Parameter	Type	Required	Description
op	Enum	Yes	Operation: `auth`
args	Array	Yes	Request parameters.
>apiKey	String	Yes	API access key.
>timestamp	String	Yes	Current timestamp in milliseconds.
>sign	String	Yes	SHA256 HMAC operation details are shown below.

Our signature algorithm involves two steps of HMAC SHA256 operations:

HMAC SHA256 of the following string, with your API secret key as the key: currentTime (unix timestamp format in milliseconds) //30000
With the value obtained from HMAC SHA256 operation in step 1 as the key, perform HMAC SHA256 operation on timestamp={currentTime}

Client-supplied ID

Client-supplied IDs should be a combination of up to 36 BASE64 characters.

clOrdId (client-supplied order id) is a mandatory field while submitting an order.

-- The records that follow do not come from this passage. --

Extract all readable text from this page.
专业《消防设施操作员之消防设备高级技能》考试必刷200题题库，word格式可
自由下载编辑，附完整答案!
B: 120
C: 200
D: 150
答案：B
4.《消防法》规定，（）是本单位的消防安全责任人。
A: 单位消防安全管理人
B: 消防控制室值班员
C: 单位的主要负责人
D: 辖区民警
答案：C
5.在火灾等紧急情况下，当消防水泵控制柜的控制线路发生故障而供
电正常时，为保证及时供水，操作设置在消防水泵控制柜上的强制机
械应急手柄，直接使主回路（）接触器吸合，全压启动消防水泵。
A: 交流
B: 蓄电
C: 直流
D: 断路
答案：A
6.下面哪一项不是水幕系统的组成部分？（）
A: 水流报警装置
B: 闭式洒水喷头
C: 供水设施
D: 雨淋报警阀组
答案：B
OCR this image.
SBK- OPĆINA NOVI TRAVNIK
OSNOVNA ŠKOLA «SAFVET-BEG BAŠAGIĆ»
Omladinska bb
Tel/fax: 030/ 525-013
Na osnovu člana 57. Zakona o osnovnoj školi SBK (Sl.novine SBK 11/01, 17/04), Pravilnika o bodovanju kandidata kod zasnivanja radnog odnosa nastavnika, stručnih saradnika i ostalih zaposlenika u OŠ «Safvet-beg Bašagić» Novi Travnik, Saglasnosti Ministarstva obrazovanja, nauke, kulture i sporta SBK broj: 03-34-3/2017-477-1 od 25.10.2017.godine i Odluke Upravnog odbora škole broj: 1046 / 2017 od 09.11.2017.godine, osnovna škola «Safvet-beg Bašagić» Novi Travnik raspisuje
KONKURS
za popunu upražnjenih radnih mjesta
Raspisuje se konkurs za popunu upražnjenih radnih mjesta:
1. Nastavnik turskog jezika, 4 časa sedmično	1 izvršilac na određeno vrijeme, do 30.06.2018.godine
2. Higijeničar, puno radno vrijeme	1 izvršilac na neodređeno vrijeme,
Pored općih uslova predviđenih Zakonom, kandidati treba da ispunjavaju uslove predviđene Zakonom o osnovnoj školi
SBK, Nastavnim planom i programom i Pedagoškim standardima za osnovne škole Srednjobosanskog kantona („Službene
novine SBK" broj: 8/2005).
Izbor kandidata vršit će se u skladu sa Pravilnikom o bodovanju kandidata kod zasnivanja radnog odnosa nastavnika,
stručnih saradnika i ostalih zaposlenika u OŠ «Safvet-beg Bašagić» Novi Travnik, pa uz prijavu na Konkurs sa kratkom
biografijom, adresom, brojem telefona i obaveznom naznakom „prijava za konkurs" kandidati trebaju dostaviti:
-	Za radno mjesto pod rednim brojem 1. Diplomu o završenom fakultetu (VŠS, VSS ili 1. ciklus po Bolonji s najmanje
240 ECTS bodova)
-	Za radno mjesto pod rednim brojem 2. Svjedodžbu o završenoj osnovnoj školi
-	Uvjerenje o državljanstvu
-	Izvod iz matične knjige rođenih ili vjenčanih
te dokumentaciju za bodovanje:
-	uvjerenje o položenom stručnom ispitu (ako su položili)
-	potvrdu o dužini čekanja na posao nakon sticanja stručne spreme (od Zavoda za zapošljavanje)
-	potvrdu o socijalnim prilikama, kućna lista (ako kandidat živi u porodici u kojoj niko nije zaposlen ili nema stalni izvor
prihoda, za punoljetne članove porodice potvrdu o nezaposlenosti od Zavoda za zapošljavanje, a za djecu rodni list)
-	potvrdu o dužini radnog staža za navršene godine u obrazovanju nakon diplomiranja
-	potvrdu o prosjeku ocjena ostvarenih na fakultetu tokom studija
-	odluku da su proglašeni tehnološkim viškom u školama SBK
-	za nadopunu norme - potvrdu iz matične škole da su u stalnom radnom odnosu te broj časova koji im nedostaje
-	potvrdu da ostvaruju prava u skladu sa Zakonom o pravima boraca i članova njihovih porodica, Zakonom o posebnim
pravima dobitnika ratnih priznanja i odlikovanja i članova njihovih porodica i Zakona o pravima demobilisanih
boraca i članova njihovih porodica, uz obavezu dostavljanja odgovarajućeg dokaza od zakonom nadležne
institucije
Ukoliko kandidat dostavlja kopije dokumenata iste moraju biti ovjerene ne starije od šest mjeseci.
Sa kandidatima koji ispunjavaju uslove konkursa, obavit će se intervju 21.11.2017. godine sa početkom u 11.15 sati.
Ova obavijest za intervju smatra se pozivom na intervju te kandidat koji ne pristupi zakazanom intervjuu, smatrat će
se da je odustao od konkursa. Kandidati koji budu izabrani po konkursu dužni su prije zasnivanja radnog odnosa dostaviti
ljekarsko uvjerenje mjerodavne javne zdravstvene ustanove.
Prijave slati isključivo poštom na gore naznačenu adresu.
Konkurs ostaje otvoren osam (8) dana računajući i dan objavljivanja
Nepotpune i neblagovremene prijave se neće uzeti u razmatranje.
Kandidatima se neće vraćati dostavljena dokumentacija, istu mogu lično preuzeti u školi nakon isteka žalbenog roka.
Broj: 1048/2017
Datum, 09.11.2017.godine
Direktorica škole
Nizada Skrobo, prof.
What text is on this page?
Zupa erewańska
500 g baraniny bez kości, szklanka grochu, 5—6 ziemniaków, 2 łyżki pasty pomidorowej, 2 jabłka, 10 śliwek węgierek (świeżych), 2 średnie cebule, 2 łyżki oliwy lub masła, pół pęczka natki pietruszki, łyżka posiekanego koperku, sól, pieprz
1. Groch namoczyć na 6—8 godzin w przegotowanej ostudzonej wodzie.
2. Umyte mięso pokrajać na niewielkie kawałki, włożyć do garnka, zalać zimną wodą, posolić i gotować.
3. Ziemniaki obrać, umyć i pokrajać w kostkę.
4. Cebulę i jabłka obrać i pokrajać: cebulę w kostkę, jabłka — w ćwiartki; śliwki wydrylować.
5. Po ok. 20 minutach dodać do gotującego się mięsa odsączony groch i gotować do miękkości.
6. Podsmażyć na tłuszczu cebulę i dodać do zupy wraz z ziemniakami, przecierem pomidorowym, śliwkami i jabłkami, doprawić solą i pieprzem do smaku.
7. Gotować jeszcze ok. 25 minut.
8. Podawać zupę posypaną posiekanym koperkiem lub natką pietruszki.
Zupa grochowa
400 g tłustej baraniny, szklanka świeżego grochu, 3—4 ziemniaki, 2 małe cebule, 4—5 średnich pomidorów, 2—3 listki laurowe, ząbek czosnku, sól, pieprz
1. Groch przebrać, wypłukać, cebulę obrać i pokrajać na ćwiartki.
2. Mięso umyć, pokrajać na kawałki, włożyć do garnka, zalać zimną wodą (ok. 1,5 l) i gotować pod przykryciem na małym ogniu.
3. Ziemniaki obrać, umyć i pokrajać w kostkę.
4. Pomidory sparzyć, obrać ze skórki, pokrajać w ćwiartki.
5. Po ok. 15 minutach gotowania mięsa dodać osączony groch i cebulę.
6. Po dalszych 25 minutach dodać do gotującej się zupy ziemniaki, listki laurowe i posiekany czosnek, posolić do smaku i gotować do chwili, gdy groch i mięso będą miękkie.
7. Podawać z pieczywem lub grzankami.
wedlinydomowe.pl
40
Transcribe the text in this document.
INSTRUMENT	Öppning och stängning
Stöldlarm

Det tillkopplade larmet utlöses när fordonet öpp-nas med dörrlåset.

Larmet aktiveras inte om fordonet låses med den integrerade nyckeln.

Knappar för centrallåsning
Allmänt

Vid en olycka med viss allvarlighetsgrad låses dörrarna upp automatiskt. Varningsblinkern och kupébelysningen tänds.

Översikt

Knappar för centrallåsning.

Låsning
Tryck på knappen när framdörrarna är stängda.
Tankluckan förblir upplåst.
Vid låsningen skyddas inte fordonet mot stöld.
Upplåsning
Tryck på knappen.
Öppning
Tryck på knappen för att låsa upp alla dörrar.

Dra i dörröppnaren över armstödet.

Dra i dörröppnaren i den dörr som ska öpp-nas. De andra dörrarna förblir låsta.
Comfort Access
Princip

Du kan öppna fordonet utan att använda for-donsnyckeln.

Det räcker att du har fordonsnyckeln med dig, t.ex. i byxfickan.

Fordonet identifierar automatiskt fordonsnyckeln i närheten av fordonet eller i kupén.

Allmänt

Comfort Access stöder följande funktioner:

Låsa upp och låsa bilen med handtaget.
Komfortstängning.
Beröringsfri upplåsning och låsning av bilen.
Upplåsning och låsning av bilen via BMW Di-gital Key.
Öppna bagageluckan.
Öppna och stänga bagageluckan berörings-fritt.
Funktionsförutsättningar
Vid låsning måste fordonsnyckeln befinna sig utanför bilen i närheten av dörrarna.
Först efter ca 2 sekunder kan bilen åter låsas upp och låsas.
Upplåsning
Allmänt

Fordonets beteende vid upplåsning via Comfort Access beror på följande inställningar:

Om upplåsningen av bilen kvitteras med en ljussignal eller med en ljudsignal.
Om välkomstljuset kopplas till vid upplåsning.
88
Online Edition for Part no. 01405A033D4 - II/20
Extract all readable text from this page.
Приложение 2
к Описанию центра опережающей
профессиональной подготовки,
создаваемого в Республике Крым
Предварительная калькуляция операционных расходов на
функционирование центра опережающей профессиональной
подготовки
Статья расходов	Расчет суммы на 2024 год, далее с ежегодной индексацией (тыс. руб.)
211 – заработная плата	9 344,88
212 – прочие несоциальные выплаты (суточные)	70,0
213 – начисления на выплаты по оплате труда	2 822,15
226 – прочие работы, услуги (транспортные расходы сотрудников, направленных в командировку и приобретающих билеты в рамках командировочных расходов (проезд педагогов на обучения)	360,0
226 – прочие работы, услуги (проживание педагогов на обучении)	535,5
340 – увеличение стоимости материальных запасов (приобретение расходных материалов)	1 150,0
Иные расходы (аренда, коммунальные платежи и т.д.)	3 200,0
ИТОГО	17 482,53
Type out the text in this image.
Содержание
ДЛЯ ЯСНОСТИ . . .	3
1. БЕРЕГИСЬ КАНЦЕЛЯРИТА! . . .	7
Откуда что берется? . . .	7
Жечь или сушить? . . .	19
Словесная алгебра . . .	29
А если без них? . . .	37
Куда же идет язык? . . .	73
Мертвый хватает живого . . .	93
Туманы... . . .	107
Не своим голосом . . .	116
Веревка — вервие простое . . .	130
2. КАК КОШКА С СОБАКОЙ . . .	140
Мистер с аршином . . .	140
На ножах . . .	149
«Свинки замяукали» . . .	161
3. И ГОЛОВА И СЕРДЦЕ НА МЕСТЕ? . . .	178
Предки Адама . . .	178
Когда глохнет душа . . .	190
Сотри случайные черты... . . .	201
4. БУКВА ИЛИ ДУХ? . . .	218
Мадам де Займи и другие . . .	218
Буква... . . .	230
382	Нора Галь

Professional users use this clOrdId to manage their orders. But if it is not required, please set this field with a random UUID.

User should ensure the uniqueness of clOrdIds. clOrdIds of active orders and orders completed within 1 minute must be unique at account level.

If a duplicated clOrdId is received, versus an existing active order, that new order request will be rejected by the Exchange.

User is able to cancel an order based on its clOrdId.

User is also able to query an order based on its clOrdId. But if that order has been fully filled or cancelled for more than 2 hours, it can only be queried by ordId instead.

To avoid duplicated order submission caused by auto retry taken by user's application, the Exchange will reject the 2nd order request if the same clOrdId was received within 1 minute, even though that 1st order is already fully filled.

Suggestion to user

Always use a different clOrdId for a different order.
Application auto retry for order submission should not last for more than 1minute.